London's housing shortage - and lessons from the past 20 years: dRMM architect Sadie Morgan calls for more placemaking - and flatpack homes

The lessons of the past 20 years will shape British architecture going forward - and could even solve the housing crisis. Sadie Morgan of progressive, wood-loving architecture practice de Rijke Marsh Morgan — or dRMM — talks about flatpack housing, her passion for placemaking and pick’n’mix homes.
“Community and placemaking”: Sadie Morgan, a director of dRMM architects, advocates sustainable materials and brilliant design
Arturas Bondarciukas, South Bank Collective
Philippa Stockley23 November 2016

Sadie Morgan, a director of architects De Rijke Marsh Morgan — dRMM — has just been made a professor, awarded an honorary doctorate, and won Building Magazine’s personality of the year. At this year’s Stirling Awards, dRMM’s Trafalgar Place was shortlisted for the top prize.
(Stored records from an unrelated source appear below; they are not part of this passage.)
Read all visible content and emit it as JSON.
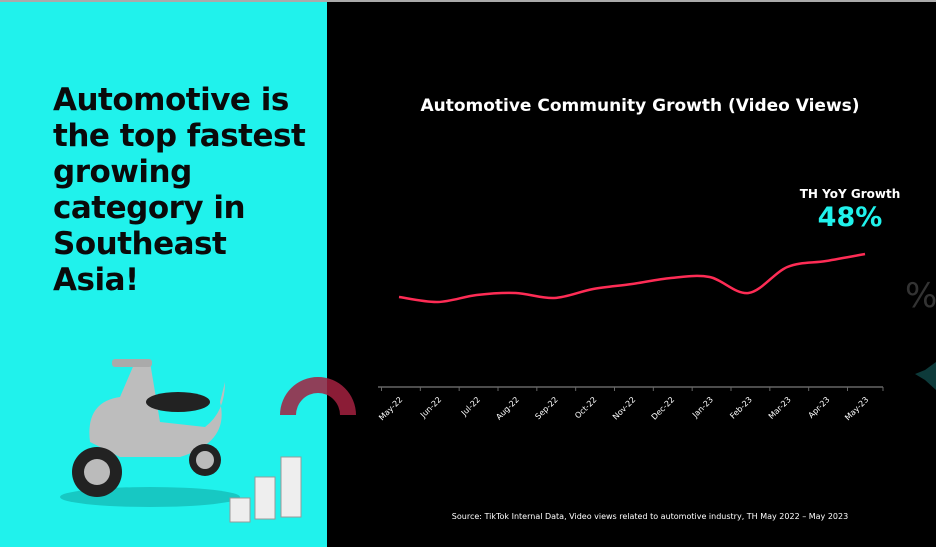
{
  "headline": "Automotive is the top fastest growing category in Southeast Asia!",
  "colors": {
    "accent": "#20f2ec",
    "line": "#fe2c55",
    "background": "#000000"
  },
  "yoy": {
    "label": "TH YoY Growth",
    "value": "48%"
  },
  "source": "Source:  TikTok Internal Data, Video views related to automotive industry, TH May 2022 – May 2023",
  "chart_data": {
    "type": "line",
    "title": "Automotive Community Growth (Video Views)",
    "categories": [
      "May-22",
      "Jun-22",
      "Jul-22",
      "Aug-22",
      "Sep-22",
      "Oct-22",
      "Nov-22",
      "Dec-22",
      "Jan-23",
      "Feb-23",
      "Mar-23",
      "Apr-23",
      "May-23"
    ],
    "series": [
      {
        "values": [
          90,
          85,
          92,
          94,
          89,
          98,
          103,
          109,
          110,
          94,
          120,
          126,
          133
        ]
      }
    ],
    "ylim": [
      0,
      140
    ],
    "grid": false,
    "y_axis_visible": false
  }
}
Morgan believes in community and placemaking, and that the combination of sustainable materials and brilliant design enhances life, will help solve our housing problems — and save money, too.

“The thing we’ve done wrong in the past is lack any sense of community. I was brought up in a commune in Sevenoaks, so I’ve always understood the importance of supporting the people who live around you. I used to come home from school and look after my great-grandmother. That important connection between young and old has been displaced.

Naked House:dRMM’s first flatpack house was designed 10 years ago

It’s important to mix homes for the elderly, for single people, for couples, for young families, all together.

“Simple things create community, like putting just a few flats round a staircase and making that staircase wide and appealing. Then you get to know your neighbours, help with the shopping, and chat. We did a development called Art House in King’s Cross with fantastic outside space, play areas, and planting. Good lighting made it feel safe. One tower was social rent, the others were for sale, so there was a good mix.

“At Trafalgar Place, there’s a new playground at ground level. The first-floor gardens are residents only, with safe play areas and small allotments. Half the development is built in cross-laminated timber, a fully sustainable, fast-growing material.

“Lendlease, the developer, let us do that. Like more and more developers, they understand the benefit of sustainable materials and good design. Materials are so important. We [dRMM] take everyday materials, such as wood, which aren’t expensive, and use them in interesting ways. Good design can solve problems, add value and save money.

“My big plan for the next 20 years is to put people together from different creative disciplines to solve problems. Engineers, designers, architects, software designers. Like creating one big, creative brain.

Wood Blocks:dRMM is designing timber shell housing that you equip and furnish as and when you can afford it

“The UK has world-renowned architects and engineers, we export the most extraordinary talent, and we produce brilliant maverick designers — like Thomas Heatherwick.

“Education will help. Children are passionate about making. We should teach them about good design and space from an early age, take them round building sites, show them amazing engineering, like Crossrail, to make better designers and better consumers for the future.

“And there should be more flatpack. We built our first flatpack house, Naked House, 10 years ago. You could ship it in a container and erect it in 24 hours. All the furniture was cut out from the walls — a skylight became a table.

“This year, we’re designing Wood Blocks, a development of timber shell housing with a warehouse look, that you furnish as you go along. It’s 40 per cent cheaper than conventional housing, cut out off-site with CNC machines.

Developers are starting to build fabrication places in the UK.”

MY PLAN FOR THE FUTURE

  • A national programme of building fast, sustainable housing, but keeping regional identities. Mass production with character.
  • Off-site prefabrication of shells that buyers individualise.
  • Educate and design and a practical understanding.
  • Train up the new skills we need for off-site construction and flatpack.